MELBOURNE Storm lock Josh King says he feels for his former Newcastle Knights teammates but will put emotion to one side on Sunday when he plays his first NRL game against his old club.
King played 78 games for the Knights before joining Melbourne at the start of this season and said he would remain mates with a host of Newcastle players long after their careers are finished.
While Melbourne are flying high in second spot, Newcastle are struggling after five consecutive losses.
King clearly harbours no ill-feeling towards his old club but said he has a job to do at McDonald Jones Stadium on Sunday.
"I want to see success for them as well, and it hurts me to see them going through troubling times," he told the Newcastle Herald. "But I also know the calibre of the squad there and how good some of those players are.

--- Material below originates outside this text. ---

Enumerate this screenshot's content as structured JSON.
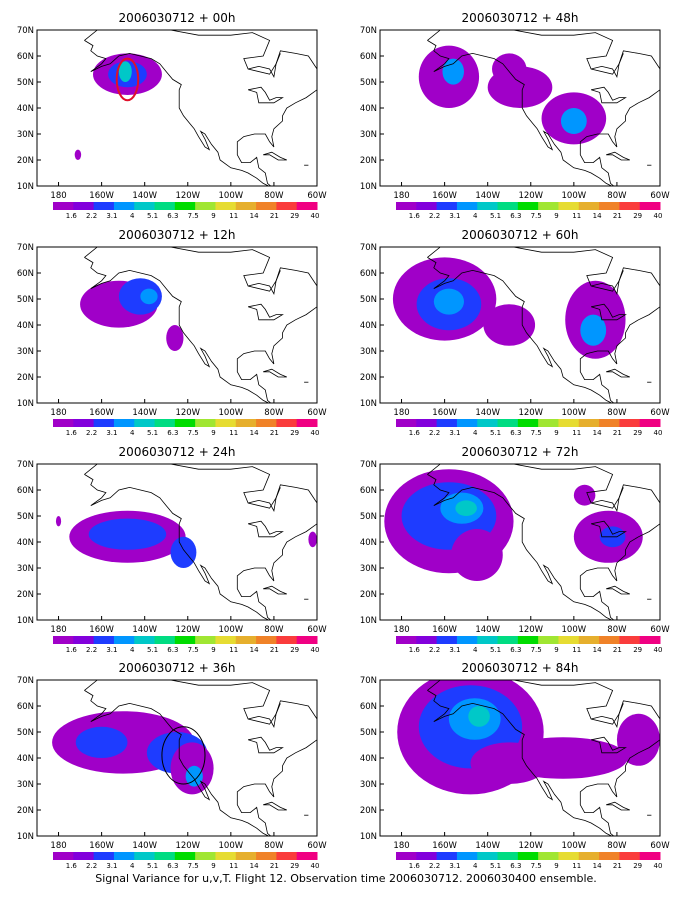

"I know that they're a competitive team and they're capable of great things once everything clicks.
"So I do feel sorry for the them and I want the club to do well. I don't enjoy seeing them losing that many games in a row, but I also believe good footy is just around the corner for them.
"It'll be a good fight but hopefully Melbourne walk away with the victory."
The 27-year-old said it would be strange running onto his former home ground as a member of the visiting team but he had a "bit of a dress rehearsal" when Melbourne played the Knights in a pre-season trial.
"Some of those guys, they're my best mates not just in rugby league, but in life," he said. "Our friendships go well beyond footy. I still speak to them a lot, although not as much this week.
"I just have to prepare like I do for any other game and worry about what I can control. I know what those boys are like, and they're very competitive, so it'll be a good battle out there."
Mainly a bench player at Newcastle, King will start in his eighth straight game for Melbourne.
"I would never have imagined it turning out like it has," he said.
"It's crazy to me that I'm playing for the Melbourne Storm, how far I've come and where I've come from.
"I'm just a young fella from Singleton and somehow I've ended up here.
"To have started in every game this year, and be playing considerable minutes, I could never have picked this happening in my wildest imagination.
"I'm just so happy down here and loving my footy."
King said he was almost in disbelief as Melbourne slaughtered the Warriors 70-10 on Monday night.
"It was incredible," King said. "I've never been on that side of a score, that's for sure.
"In my early days at the Knights we had a few big scores like that put on us.
"I went back out in the second half, and it seemed like I wasn't making any runs or tackles. I was just walking up the field almost in awe of those blokes."
He said the quality of his teammates had helped him settle quickly into Melbourne's starting pack.
"I've never played a fancy brand of footy, but what I'm doing is all they want from me," he said.
"They don't expect me to do any more than I'm doing. They don't expect me to be breaking heaps of tackles and scoring tries."
Knights coach Adam O'Brien said he was not surprised to see King's progress.
"That's what Kingy does," he said. "He gets his job done, so he seems to be a good fit for them there at the moment."
O'Brien said he had no regrets about the departure of King, who accepted a two-year deal with Melbourne midway through last season.
"Josh is a great clubman," he said. "If he was to leave him, I think that would be a good fit for him going down there.
"I don't like losing anyone, but you can't keep them all.
"There's always ripple effects. You keep one, you lose another.
"It's about trying to get the balance of your squad right. We've got some pretty big middles here in the Saf boys and Klem, so we had a few guys in front of him.
"I think Melbourne, their situation with Tui [Kamikamica] not being available and [Christian] Welch being out, has probably helped a bit, too."